ECLI:NL:RBDHA:2013:BZ0023
Rechtbank Den Haag
- Eerste aanleg - enkelvoudig
- Rechtspraak.nl
Toepassing van de 30%-regeling op bonus uitbetaald na afloop van de regeling
In deze zaak heeft de Rechtbank Den Haag op 15 januari 2013 uitspraak gedaan in een geschil over de toepassing van de 30%-regeling op een bonus die aan eiser is uitbetaald. Eiser, werkzaam bij [C] B.V., had in 1999 de 30%-regeling toegewezen gekregen, die eindigde op 31 juli 2008. In 2009 ontving hij een bonus van € 169.182, die betrekking had op arbeid verricht in 2008. De werkgever had de 30%-regeling niet toegepast op deze bonus, omdat deze na de afloop van de regeling was uitbetaald. Eiser was van mening dat 7/12e deel van de bonus onder de regeling viel, aangezien dit deel betrekking had op arbeid verricht tijdens de looptijd van de regeling.
De rechtbank oordeelde dat de 30%-regeling van toepassing was op 7/12e deel van de bonus, omdat deze bonus een beloning was voor arbeid verricht als ingekomen werknemer in 2008. De rechtbank verwees naar een arrest van de Hoge Raad, waarin werd gesteld dat het moment van uitbetaling niet bepalend is voor de toepassing van de regeling. De rechtbank verklaarde het beroep van eiser gegrond, vernietigde de uitspraak op bezwaar en verlaagde de belastingaanslag tot € 293.121. Tevens werd verweerder veroordeeld in de proceskosten van eiser tot een bedrag van € 1.162.

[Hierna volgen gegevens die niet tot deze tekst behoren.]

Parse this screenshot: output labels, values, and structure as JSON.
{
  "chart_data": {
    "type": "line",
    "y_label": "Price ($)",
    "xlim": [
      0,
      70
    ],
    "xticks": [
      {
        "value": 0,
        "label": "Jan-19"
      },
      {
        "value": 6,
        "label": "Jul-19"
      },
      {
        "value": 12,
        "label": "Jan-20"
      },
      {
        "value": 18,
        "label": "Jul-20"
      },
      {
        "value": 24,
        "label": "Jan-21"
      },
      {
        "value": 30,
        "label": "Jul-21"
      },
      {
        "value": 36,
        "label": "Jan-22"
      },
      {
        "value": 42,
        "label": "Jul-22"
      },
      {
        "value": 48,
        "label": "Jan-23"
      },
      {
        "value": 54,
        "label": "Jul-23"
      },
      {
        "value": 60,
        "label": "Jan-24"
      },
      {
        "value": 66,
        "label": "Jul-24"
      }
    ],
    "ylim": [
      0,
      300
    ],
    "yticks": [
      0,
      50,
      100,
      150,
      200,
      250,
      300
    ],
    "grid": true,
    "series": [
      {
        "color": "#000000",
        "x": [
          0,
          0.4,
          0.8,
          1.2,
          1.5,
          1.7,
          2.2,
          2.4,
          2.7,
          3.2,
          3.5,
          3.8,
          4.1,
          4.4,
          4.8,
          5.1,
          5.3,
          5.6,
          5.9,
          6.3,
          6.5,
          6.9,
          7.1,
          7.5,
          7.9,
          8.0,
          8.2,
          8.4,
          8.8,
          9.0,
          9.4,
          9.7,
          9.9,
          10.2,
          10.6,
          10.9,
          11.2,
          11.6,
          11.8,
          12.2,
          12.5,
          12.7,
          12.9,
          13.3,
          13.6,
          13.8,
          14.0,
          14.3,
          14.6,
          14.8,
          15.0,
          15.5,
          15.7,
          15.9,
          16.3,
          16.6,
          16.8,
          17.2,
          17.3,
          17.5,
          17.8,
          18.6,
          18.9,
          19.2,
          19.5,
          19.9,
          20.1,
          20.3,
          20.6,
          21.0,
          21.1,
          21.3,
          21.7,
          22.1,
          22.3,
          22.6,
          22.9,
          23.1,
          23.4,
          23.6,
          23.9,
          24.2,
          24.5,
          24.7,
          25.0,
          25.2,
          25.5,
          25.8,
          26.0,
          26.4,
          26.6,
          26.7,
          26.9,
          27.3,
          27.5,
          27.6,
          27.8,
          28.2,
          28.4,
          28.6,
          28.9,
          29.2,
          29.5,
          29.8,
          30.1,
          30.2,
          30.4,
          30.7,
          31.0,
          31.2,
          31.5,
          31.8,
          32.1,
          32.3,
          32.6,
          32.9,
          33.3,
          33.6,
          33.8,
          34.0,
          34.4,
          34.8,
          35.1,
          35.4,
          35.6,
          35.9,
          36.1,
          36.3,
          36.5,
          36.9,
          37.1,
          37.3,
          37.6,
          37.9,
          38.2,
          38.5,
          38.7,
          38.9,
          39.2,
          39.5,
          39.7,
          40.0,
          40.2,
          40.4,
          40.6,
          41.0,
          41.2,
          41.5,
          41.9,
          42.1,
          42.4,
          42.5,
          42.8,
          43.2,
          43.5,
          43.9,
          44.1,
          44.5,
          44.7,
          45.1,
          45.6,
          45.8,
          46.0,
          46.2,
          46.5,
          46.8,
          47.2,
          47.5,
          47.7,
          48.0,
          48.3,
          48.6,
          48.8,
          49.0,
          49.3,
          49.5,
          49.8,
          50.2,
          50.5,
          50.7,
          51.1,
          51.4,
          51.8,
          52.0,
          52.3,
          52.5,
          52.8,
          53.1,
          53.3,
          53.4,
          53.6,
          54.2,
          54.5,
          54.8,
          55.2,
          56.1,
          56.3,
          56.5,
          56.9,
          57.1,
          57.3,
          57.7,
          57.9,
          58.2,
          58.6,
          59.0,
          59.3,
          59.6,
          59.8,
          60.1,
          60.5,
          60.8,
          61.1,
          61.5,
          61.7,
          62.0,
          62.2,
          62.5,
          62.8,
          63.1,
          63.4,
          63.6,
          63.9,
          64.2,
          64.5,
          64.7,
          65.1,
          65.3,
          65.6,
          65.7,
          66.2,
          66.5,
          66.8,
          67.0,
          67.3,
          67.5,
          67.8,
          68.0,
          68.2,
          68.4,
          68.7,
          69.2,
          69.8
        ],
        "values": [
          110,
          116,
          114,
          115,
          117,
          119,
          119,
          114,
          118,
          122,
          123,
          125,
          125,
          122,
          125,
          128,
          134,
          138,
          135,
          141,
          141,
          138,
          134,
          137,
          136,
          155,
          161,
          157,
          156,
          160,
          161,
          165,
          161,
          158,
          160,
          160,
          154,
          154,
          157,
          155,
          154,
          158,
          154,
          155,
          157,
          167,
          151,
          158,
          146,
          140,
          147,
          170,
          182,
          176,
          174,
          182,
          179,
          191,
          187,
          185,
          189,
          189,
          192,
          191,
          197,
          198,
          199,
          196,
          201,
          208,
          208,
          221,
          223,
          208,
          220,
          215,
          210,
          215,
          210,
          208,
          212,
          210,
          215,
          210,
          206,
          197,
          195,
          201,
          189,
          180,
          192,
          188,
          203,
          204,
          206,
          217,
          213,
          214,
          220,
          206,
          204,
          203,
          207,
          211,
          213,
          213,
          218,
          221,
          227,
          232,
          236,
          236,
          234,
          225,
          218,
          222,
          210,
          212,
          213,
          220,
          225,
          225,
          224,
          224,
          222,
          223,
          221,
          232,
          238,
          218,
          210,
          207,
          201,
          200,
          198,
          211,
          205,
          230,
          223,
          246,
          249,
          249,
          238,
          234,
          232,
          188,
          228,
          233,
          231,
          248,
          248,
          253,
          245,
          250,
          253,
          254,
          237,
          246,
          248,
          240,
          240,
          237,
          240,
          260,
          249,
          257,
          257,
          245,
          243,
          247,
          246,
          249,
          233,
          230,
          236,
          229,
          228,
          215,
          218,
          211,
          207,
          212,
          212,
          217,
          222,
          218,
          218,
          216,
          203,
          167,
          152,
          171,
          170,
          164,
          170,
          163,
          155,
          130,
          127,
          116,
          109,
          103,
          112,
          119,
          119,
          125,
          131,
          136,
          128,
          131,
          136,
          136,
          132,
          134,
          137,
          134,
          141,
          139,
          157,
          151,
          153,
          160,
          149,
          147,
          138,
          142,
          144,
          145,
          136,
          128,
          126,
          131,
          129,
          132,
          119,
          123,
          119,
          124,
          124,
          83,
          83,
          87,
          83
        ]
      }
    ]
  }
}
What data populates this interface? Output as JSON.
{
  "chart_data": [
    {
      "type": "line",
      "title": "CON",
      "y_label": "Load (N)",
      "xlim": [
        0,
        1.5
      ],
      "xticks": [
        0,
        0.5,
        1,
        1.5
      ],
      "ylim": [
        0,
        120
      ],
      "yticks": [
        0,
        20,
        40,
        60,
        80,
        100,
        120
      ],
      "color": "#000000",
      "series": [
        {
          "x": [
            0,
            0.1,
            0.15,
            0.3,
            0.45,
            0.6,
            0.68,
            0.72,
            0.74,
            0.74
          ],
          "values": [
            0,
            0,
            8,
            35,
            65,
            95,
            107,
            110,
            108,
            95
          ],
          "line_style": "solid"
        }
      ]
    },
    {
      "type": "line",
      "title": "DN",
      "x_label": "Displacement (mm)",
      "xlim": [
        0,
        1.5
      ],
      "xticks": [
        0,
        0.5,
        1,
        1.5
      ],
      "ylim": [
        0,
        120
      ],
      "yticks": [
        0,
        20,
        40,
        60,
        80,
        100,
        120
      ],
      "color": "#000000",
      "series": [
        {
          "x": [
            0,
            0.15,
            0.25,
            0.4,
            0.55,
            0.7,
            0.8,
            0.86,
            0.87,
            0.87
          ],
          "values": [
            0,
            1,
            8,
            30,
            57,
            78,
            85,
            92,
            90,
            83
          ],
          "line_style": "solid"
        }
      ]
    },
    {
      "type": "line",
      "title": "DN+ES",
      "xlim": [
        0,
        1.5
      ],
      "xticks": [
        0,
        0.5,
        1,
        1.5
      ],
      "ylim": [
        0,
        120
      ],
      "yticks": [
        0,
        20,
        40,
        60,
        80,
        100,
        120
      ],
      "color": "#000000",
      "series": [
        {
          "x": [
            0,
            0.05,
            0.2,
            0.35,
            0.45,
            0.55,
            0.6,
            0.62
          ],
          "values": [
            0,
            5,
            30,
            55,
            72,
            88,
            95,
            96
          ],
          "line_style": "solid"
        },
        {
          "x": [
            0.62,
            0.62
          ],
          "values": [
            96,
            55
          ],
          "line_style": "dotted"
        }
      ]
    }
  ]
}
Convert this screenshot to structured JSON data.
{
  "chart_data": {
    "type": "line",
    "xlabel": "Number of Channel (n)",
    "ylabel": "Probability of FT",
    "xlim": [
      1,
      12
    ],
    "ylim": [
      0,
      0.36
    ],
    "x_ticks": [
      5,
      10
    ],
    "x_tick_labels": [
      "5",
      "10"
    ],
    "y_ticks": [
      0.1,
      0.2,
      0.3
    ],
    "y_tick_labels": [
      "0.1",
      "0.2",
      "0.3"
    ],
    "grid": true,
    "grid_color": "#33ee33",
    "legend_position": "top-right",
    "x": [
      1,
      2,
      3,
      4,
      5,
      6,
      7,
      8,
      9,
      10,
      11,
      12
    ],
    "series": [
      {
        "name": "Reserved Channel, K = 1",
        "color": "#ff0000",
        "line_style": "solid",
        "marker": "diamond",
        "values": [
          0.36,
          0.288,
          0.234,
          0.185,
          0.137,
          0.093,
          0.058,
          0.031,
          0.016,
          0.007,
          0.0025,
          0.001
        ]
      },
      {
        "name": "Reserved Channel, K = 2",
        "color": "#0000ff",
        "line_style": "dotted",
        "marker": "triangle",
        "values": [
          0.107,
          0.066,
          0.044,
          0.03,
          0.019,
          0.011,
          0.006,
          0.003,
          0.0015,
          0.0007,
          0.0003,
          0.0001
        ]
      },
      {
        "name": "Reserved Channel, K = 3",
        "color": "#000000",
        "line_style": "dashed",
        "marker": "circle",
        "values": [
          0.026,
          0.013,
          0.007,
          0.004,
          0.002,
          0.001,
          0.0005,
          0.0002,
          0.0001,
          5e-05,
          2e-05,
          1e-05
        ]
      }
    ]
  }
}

De uitspraak benadrukt het belang van de context van de arbeid en de beloning, en dat de timing van de uitbetaling niet altijd bepalend is voor de fiscale behandeling van vergoedingen. Eiser had recht op de toepassing van de 30%-regeling op het deel van de bonus dat betrekking had op de periode waarin hij als ingekomen werknemer kwalificeerde.